Saturday, July 18, 2020

Can You Believe This?

A Facebook friend shared a copied post from Linda who told about her mother who knew a nurse who supposedly submitted unused coronavirus tests that came back positive. Linda concluded: “it’s beyond greed and money for hospitals.” My friend wondered: “is this true?”

My first rule of thumb on gossip, whether face-to-face or through social media, is this: consider the source. Who is Linda? According to her profile, Linda is a white-haired woman in leopard print who quotes Diamond and Silk: “Are we all being played, hoodwinked and bamboozled? You be the judge.”

But the source of this report isn’t Linda. No, it was posted by someone else whose mother supposedly knew a nurse, and Linda just copied it, blacking out the name. Her rationale for posting: “I don’t forward posts unless I see them and feel led.” 

Just this week, a major furniture company was accused of child trafficking because their website listed expensive industrial cabinets and overpriced pillows. Now, thousands of concerned consumers are ready to boycott the company because “I think it’s true.” “It’s disgusting.” The original source? Newsweek traced it to a Princess Peach, a Reddit user. I wonder if Princess Peach knows Linda?

A second rule of thumb to determine what is true is this: does this fit with what I know about the world? Is the coronavirus just fake news invented by the Dems to control the next election? In this case, what I do know is that my friend in New Jersey died from complications of the coronavirus. Nick Cordero, a Broadway actor whose wife is a dear friend of my neighbor, died of the coronavirus. Is it all a dream like the Wizard of Oz, and I will wake up someday, pinching myself in relief? No. The coronavirus is real.

A third way to consider the truth of a particular theory is to ask, might there be another reasonable explanation? If a pillow is listed at $999, is it possible the seller made a mistake in pricing? As in forgetting a decimal point? If a website lists fourteen million items, could the name of a missing child somewhere in the world possibly be associated with a product without implicating it in a trafficking conspiracy? Consider the core of Ockham’s Razor, first posited by William of Ockham: other things being equal, simpler explanations are generally better than more complex ones.

Please understand. Child sex trafficking is horrendous. The coronavirus is horrendous. We must do all we can as a society to stop the spread of both. But the cavalier way that conspiracy theories are inspired, spewed and relentlessly shared tends to make these bad situations even worse.

Remember Pizzagate? It began with hacked e-mails spread by Wikileaks, with supposedly coded trafficking messages, calling attention to a pizza parlor’s logo “resembling” satanic symbols. Edgar Welch thought it made perfect sense, so he traveled to D.C. with an AR-15 rifle to shoot up the pizza place and rescue the trafficked children held  captive in the basement. Except there was no basement, no trafficked children.
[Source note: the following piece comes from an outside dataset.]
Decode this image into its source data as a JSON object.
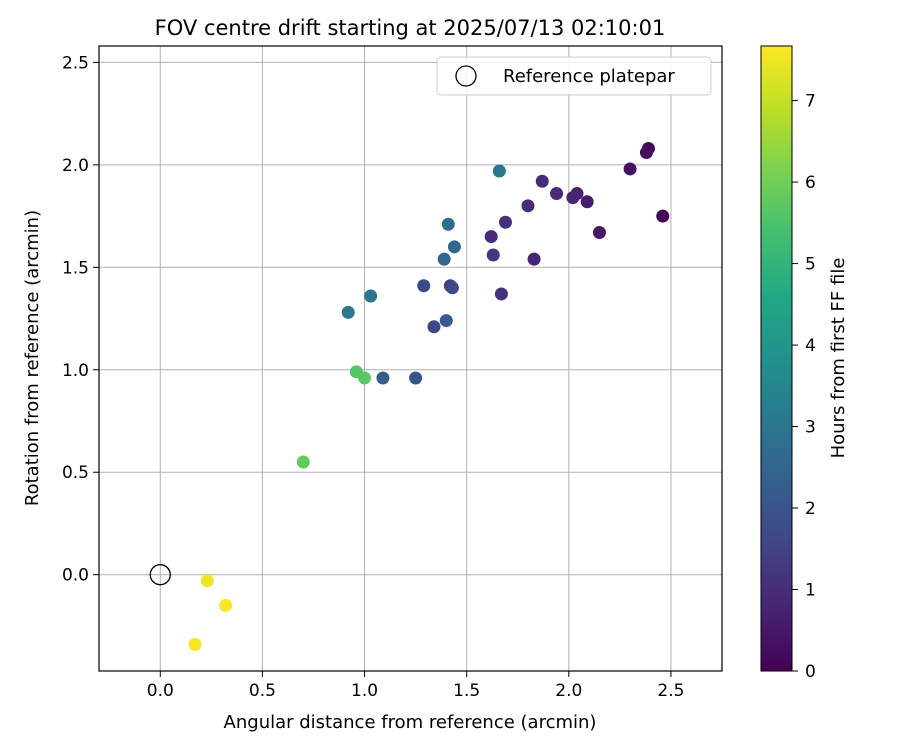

When asked about her part in promoting the conspiracy, one writer said: “I really have no regrets and it’s honestly really grown our audience.” Wow. 
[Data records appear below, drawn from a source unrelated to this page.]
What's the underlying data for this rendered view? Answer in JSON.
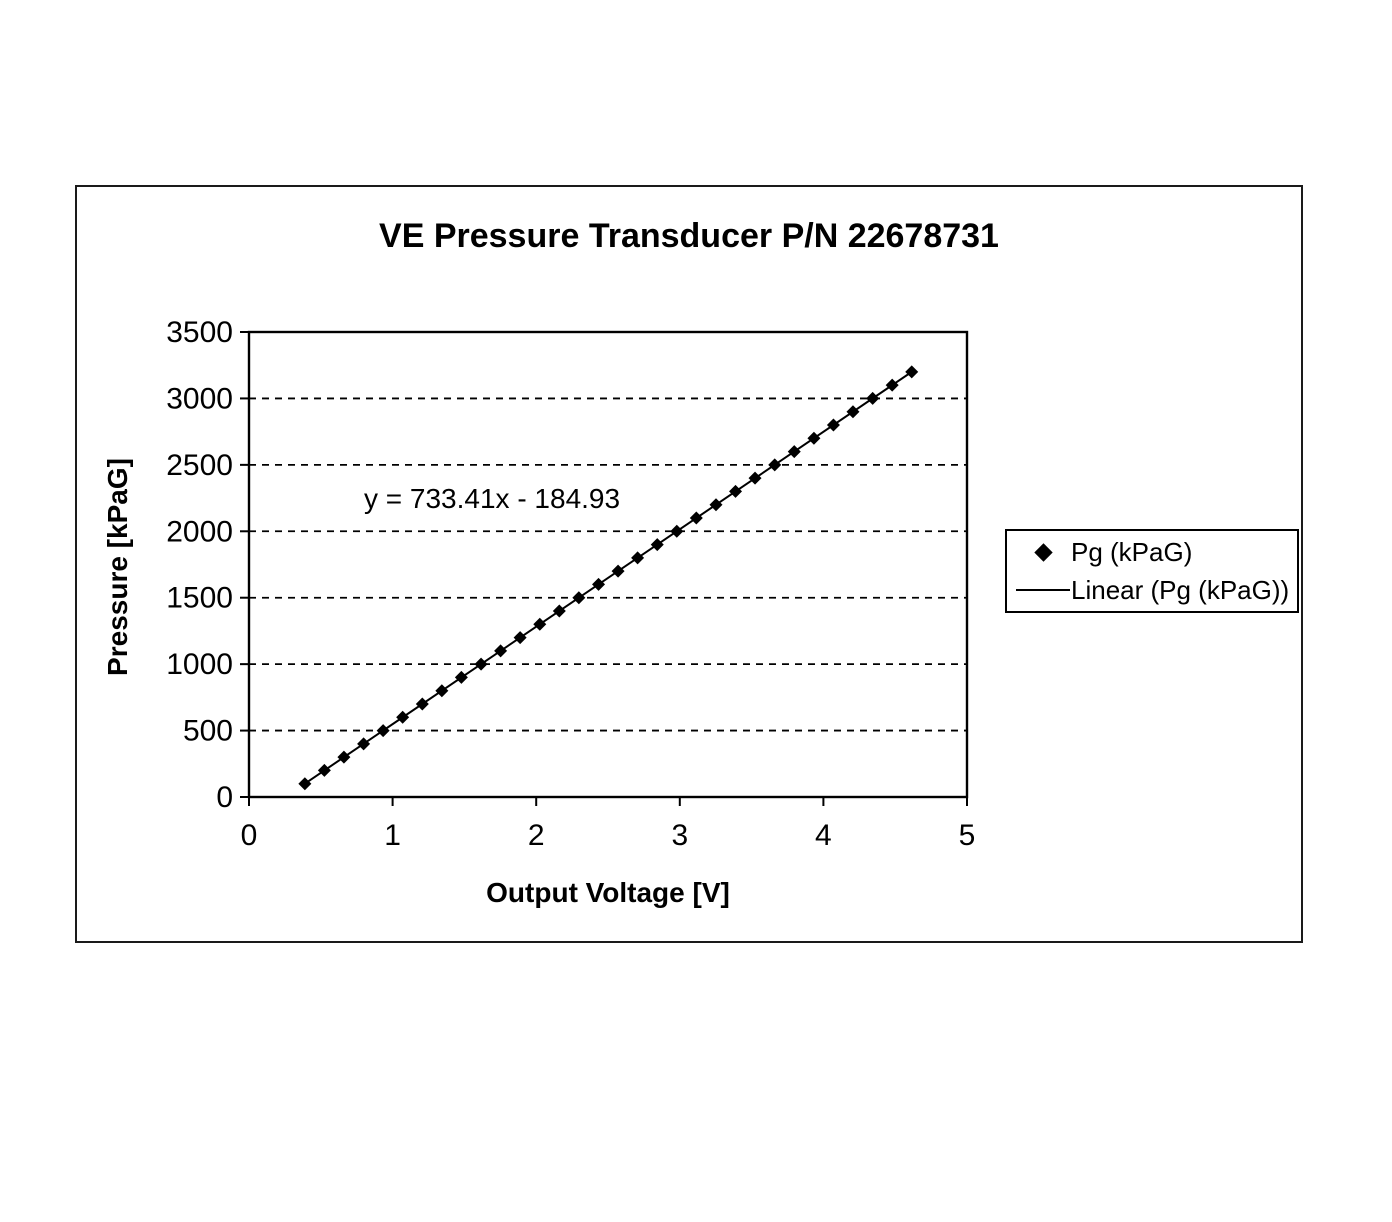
{
  "figure": {
    "background": "#ffffff",
    "border_color": "#000000",
    "text_color": "#000000"
  },
  "chart_data": {
    "type": "scatter",
    "title": "VE Pressure Transducer P/N 22678731",
    "xlabel": "Output Voltage [V]",
    "ylabel": "Pressure [kPaG]",
    "xlim": [
      0,
      5
    ],
    "ylim": [
      0,
      3500
    ],
    "x_ticks": [
      0,
      1,
      2,
      3,
      4,
      5
    ],
    "y_ticks": [
      0,
      500,
      1000,
      1500,
      2000,
      2500,
      3000,
      3500
    ],
    "grid": "horizontal-dashed",
    "legend_position": "right",
    "annotation": "y = 733.41x - 184.93",
    "trendline": {
      "slope": 733.41,
      "intercept": -184.93,
      "x_start": 0.389,
      "x_end": 4.615
    },
    "legend": [
      {
        "label": "Pg (kPaG)",
        "marker": "diamond"
      },
      {
        "label": "Linear (Pg (kPaG))",
        "marker": "line"
      }
    ],
    "series": [
      {
        "name": "Pg (kPaG)",
        "marker": "diamond",
        "color": "#000000",
        "points": [
          [
            0.389,
            100
          ],
          [
            0.525,
            200
          ],
          [
            0.661,
            300
          ],
          [
            0.798,
            400
          ],
          [
            0.934,
            500
          ],
          [
            1.07,
            600
          ],
          [
            1.207,
            700
          ],
          [
            1.343,
            800
          ],
          [
            1.479,
            900
          ],
          [
            1.616,
            1000
          ],
          [
            1.752,
            1100
          ],
          [
            1.888,
            1200
          ],
          [
            2.025,
            1300
          ],
          [
            2.161,
            1400
          ],
          [
            2.297,
            1500
          ],
          [
            2.434,
            1600
          ],
          [
            2.57,
            1700
          ],
          [
            2.706,
            1800
          ],
          [
            2.843,
            1900
          ],
          [
            2.979,
            2000
          ],
          [
            3.115,
            2100
          ],
          [
            3.252,
            2200
          ],
          [
            3.388,
            2300
          ],
          [
            3.524,
            2400
          ],
          [
            3.661,
            2500
          ],
          [
            3.797,
            2600
          ],
          [
            3.934,
            2700
          ],
          [
            4.07,
            2800
          ],
          [
            4.206,
            2900
          ],
          [
            4.343,
            3000
          ],
          [
            4.479,
            3100
          ],
          [
            4.615,
            3200
          ]
        ]
      }
    ]
  }
}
Tim Marcin commented on the accused furniture company. “Again, the internet has churned out a wild, potentially hurtful conspiracy theory that caught fire with scant evidence. Just another day online. People find a coincidence, or something odd, then twist and dig for more coincidences, and before you know it, people are jumping to wild conclusions.”

Feeling led to share like Linda? The following counsel is attributed to Rumi, an ancient poet and mystic. “Before you speak, [or tweet or post – my addition] let your words pass through three gates. At the first gate, ask yourself, ‘is it true?’ At the second gate, ‘is it necessary?’ At the third gate, ‘is it kind?’” 

An additional question from Hindu teacher Sathya Sai Baba challenges me: “Does it improve the silence?” My own faith tradition echoes from Ecclesiastes: “There is a time to keep silence and a time to speak.” Now, if we can only draw upon the wisdom to know the difference.